When the post season comes to an end and free agency begins, everyone’s focus shifts towards offseason transactions. Fans expect the hot stove to simmer in November, then turn hot in December.
Luckily that has been the case this offseason, as each top free agent in their respective position has been signed. Gerrit Cole, Anthony Rendon and Yasmani Grandal were not only some of the best players on this market, but some of the best overall players in the league regarding their jobs on the diamond. With each of their signings a new standard has been set for future star players to make their benchmark and surpass.
Compared to the two previous offseasons, this one has been a relief. Not only are players being taken off the board quicker, but more teams are attempting to compete. A clear connection between the competitiveness of front offices and player salary has been observed once again that might have been missing recently. Yes, Mike Trout did sign the biggest contract in baseball history in terms of total money, but the rest of baseball wasn’t treated anywhere close to the best player on the planet.

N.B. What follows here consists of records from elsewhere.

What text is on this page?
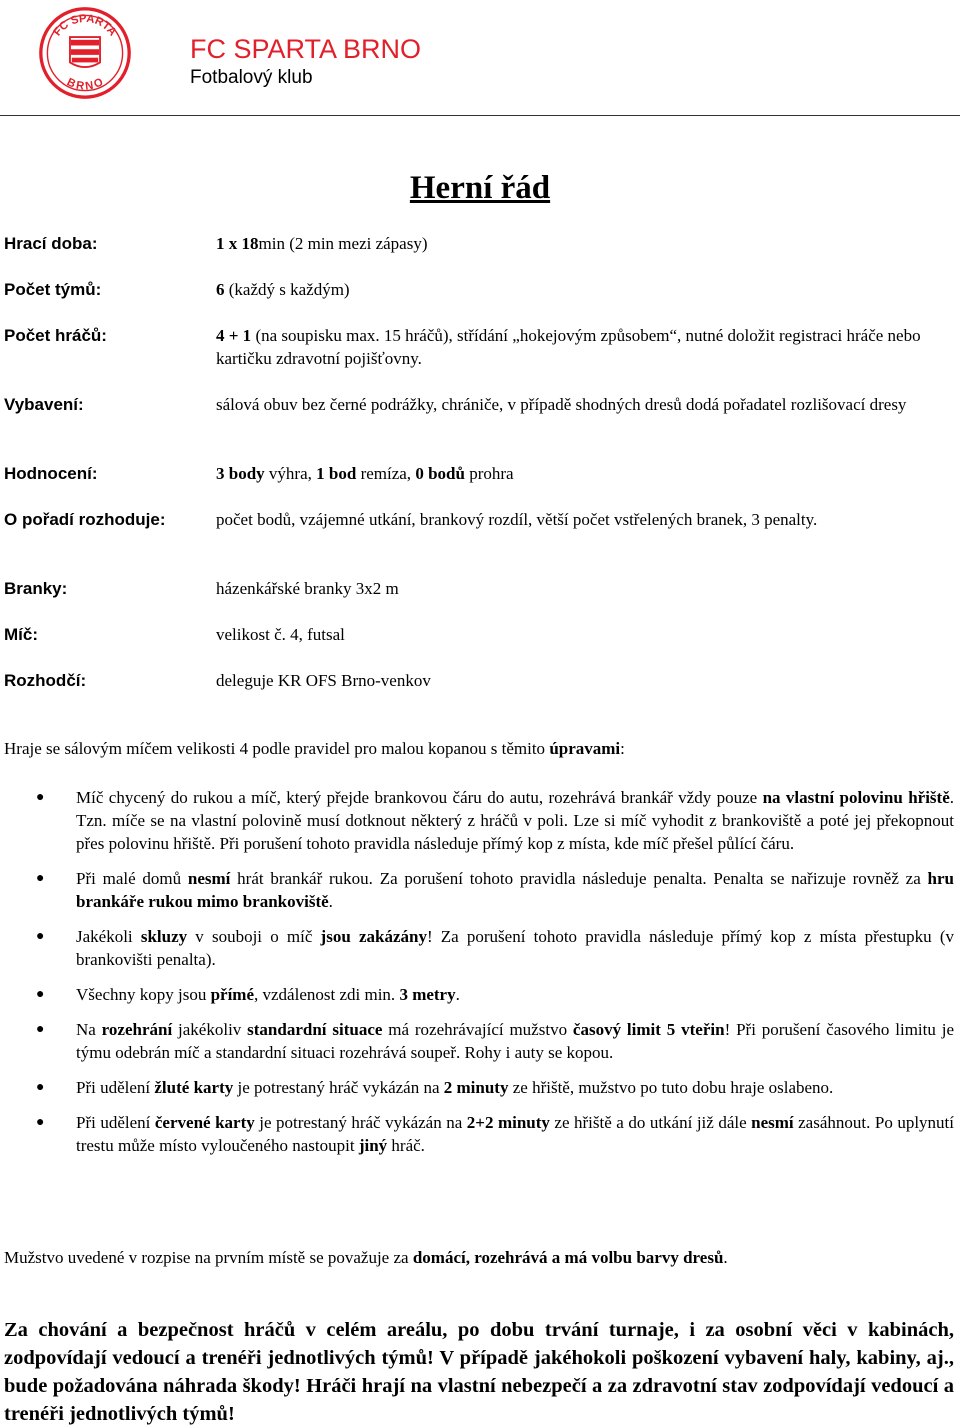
FC SPARTA
BRNO
FC SPARTA BRNO
Fotbalový klub
Herní řád
Hrací doba:	1 x 18min (2 min mezi zápasy)
Počet týmů:	6 (každý s každým)
Počet hráčů:	4 + 1 (na soupisku max. 15 hráčů), střídání „hokejovým způsobem“, nutné doložit registraci hráče nebo kartičku zdravotní pojišťovny.
Vybavení:	sálová obuv bez černé podrážky, chrániče, v případě shodných dresů dodá pořadatel rozlišovací dresy
Hodnocení:	3 body výhra, 1 bod remíza, 0 bodů prohra
O pořadí rozhoduje:	počet bodů, vzájemné utkání, brankový rozdíl, větší počet vstřelených branek, 3 penalty.
Branky:	házenkářské branky 3x2 m
Míč:	velikost č. 4, futsal
Rozhodčí:	deleguje KR OFS Brno-venkov

Hraje se sálovým míčem velikosti 4 podle pravidel pro malou kopanou s těmito úpravami:

● Míč chycený do rukou a míč, který přejde brankovou čáru do autu, rozehrává brankář vždy pouze na vlastní polovinu hřiště. Tzn. míče se na vlastní polovině musí dotknout některý z hráčů v poli. Lze si míč vyhodit z brankoviště a poté jej překopnout přes polovinu hřiště. Při porušení tohoto pravidla následuje přímý kop z místa, kde míč přešel půlící čáru.
● Při malé domů nesmí hrát brankář rukou. Za porušení tohoto pravidla následuje penalta. Penalta se nařizuje rovněž za hru brankáře rukou mimo brankoviště.
● Jakékoli skluzy v souboji o míč jsou zakázány! Za porušení tohoto pravidla následuje přímý kop z místa přestupku (v brankovišti penalta).
● Všechny kopy jsou přímé, vzdálenost zdi min. 3 metry.
● Na rozehrání jakékoliv standardní situace má rozehrávající mužstvo časový limit 5 vteřin! Při porušení časového limitu je týmu odebrán míč a standardní situaci rozehrává soupeř. Rohy i auty se kopou.
● Při udělení žluté karty je potrestaný hráč vykázán na 2 minuty ze hřiště, mužstvo po tuto dobu hraje oslabeno.
● Při udělení červené karty je potrestaný hráč vykázán na 2+2 minuty ze hřiště a do utkání již dále nesmí zasáhnout. Po uplynutí trestu může místo vyloučeného nastoupit jiný hráč.

Mužstvo uvedené v rozpise na prvním místě se považuje za domácí, rozehrává a má volbu barvy dresů.

Za chování a bezpečnost hráčů v celém areálu, po dobu trvání turnaje, i za osobní věci v kabinách, zodpovídají vedoucí a trenéři jednotlivých týmů! V případě jakéhokoli poškození vybavení haly, kabiny, aj., bude požadována náhrada škody! Hráči hrají na vlastní nebezpečí a za zdravotní stav zodpovídají vedoucí a trenéři jednotlivých týmů!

Mike Trout was in a position to break contract records no matter what team would have had to ability to sign him, and brought forth the highest annual average of any outfielder just over 35.5 million per year. With much of the noise during last offseason being about Bryce Harper and Manny Machado, what we learned was youth can negotiate big deals in terms of length of contract but not necessarily annual value.
Even when organizations are being more careful with how they spend their money, it’s important to have the top players still breaking boundaries on annual value as well. Yasmani Grandal bet on himself last year when he turned down a reported longer offer from the Mets that didn’t pay him as well annually, taking a reset deal with the Brewers. That gamble allowed Grandal to create a new standard for catchers, getting four years and $73 million from the White Sox.

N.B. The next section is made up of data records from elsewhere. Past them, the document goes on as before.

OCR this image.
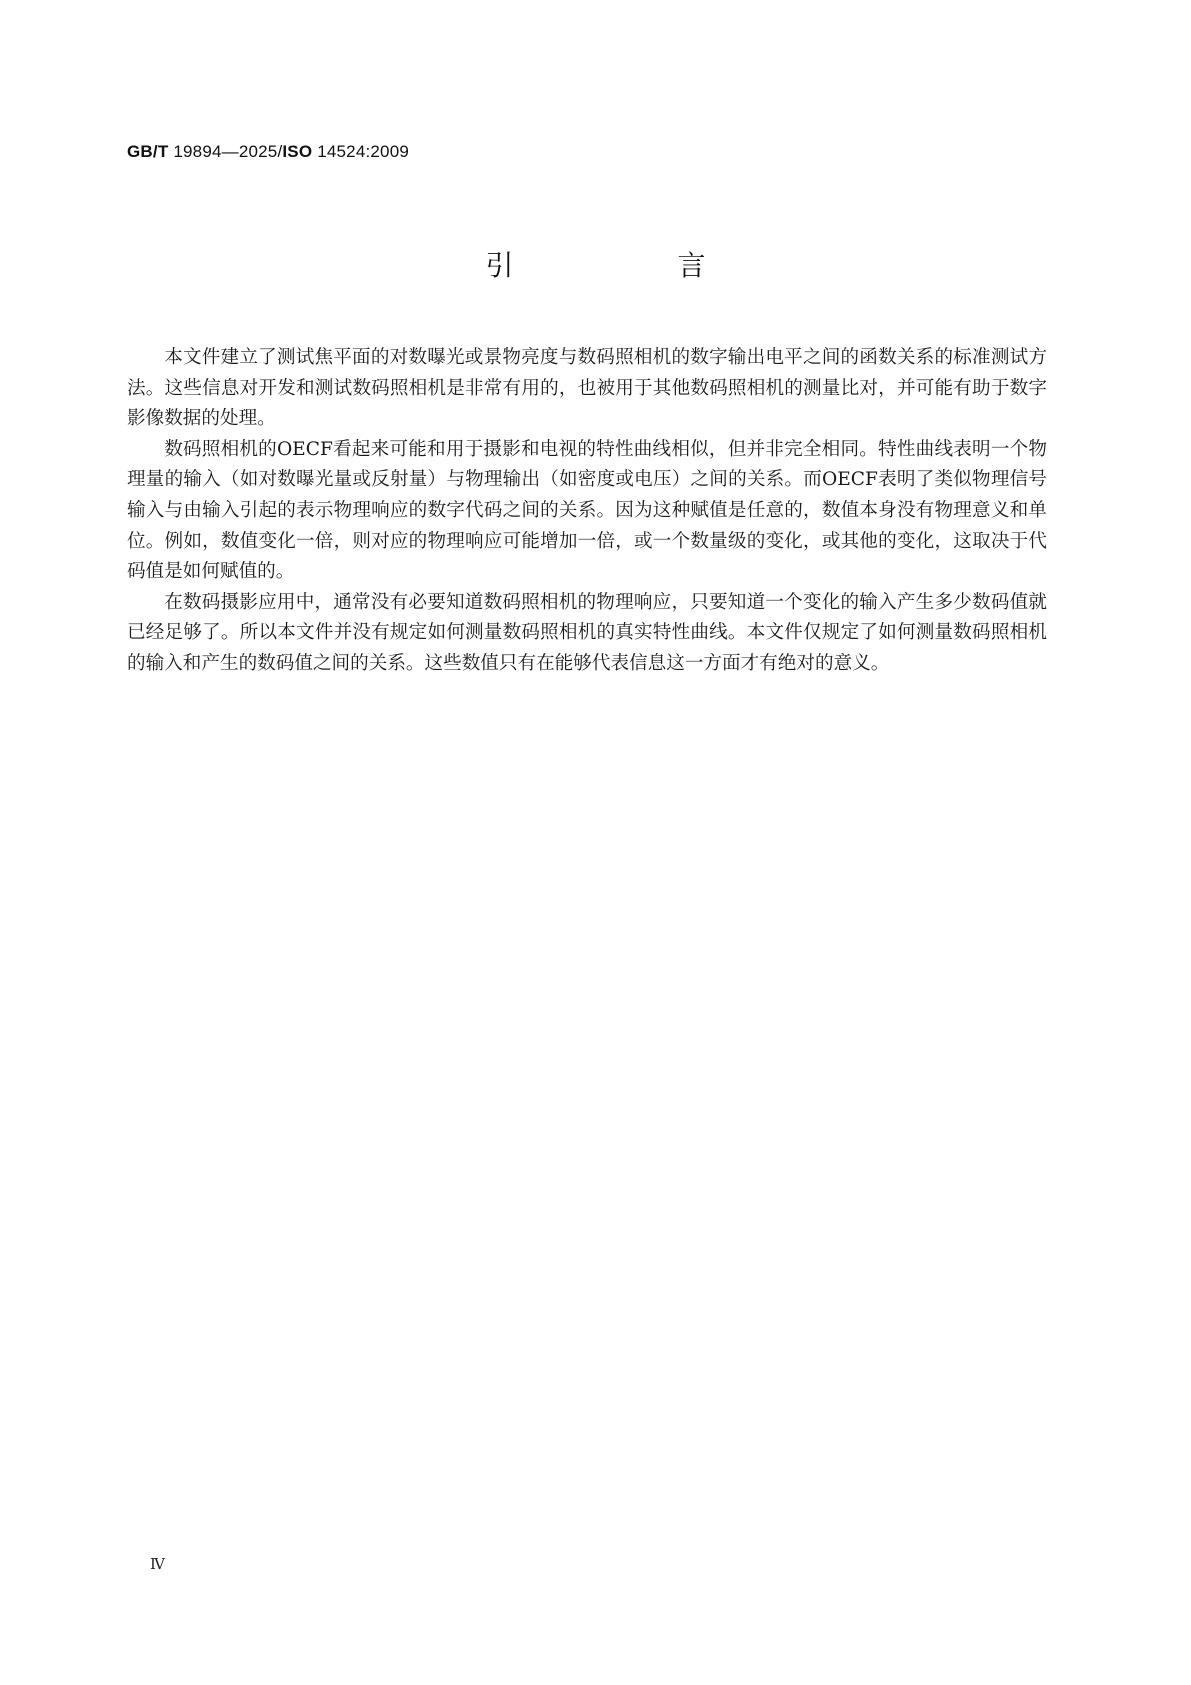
GB/T 19894—2025/ISO 14524:2009
引　言

本文件建立了测试焦平面的对数曝光或景物亮度与数码照相机的数字输出电平之间的函数关系的标准测试方法。这些信息对开发和测试数码照相机是非常有用的，也被用于其他数码照相机的测量比对，并可能有助于数字影像数据的处理。

数码照相机的OECF看起来可能和用于摄影和电视的特性曲线相似，但并非完全相同。特性曲线表明一个物理量的输入（如对数曝光量或反射量）与物理输出（如密度或电压）之间的关系。而OECF表明了类似物理信号输入与由输入引起的表示物理响应的数字代码之间的关系。因为这种赋值是任意的，数值本身没有物理意义和单位。例如，数值变化一倍，则对应的物理响应可能增加一倍，或一个数量级的变化，或其他的变化，这取决于代码值是如何赋值的。

在数码摄影应用中，通常没有必要知道数码照相机的物理响应，只要知道一个变化的输入产生多少数码值就已经足够了。所以本文件并没有规定如何测量数码照相机的真实特性曲线。本文件仅规定了如何测量数码照相机的输入和产生的数码值之间的关系。这些数值只有在能够代表信息这一方面才有绝对的意义。

Ⅳ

Players before Trout, Grandal, Rendon and Cole have all been important in what the free agent market is like today. Cole even addressed the changes brought forth by Marvin Miller and Curt Floor during his Yankees press conference that helped modern free agency come to life. The players have their own interests at stake in these negotiations, but they also assisted the next generation that follows them earn lucrative contracts when it’s their turn to play.
Team revenue has continued to rise in baseball while player value has dropped. The qualifying offer dropped for the first time, and teams like the Boston Red Sox and Chicago Cubs are dropping out of the free agent market because front offices believe their payroll constricts them, but we shouldn’t let what front offices believe convince us into believing players deserve less.
Seeing the top players in the league become incredibly rich might not be of interest to many people, but its important to evaluate because these figures effect middle and lower- tier players as well. We never know when more teams will decide to become competitive on the free agent market, or turn to a rebuild and justify cutting their own spending. But what we do know is during this offseason Cole, Rendon and Grandal have set benchmarks that will help players receive what they deserve as organizations continue to see profits.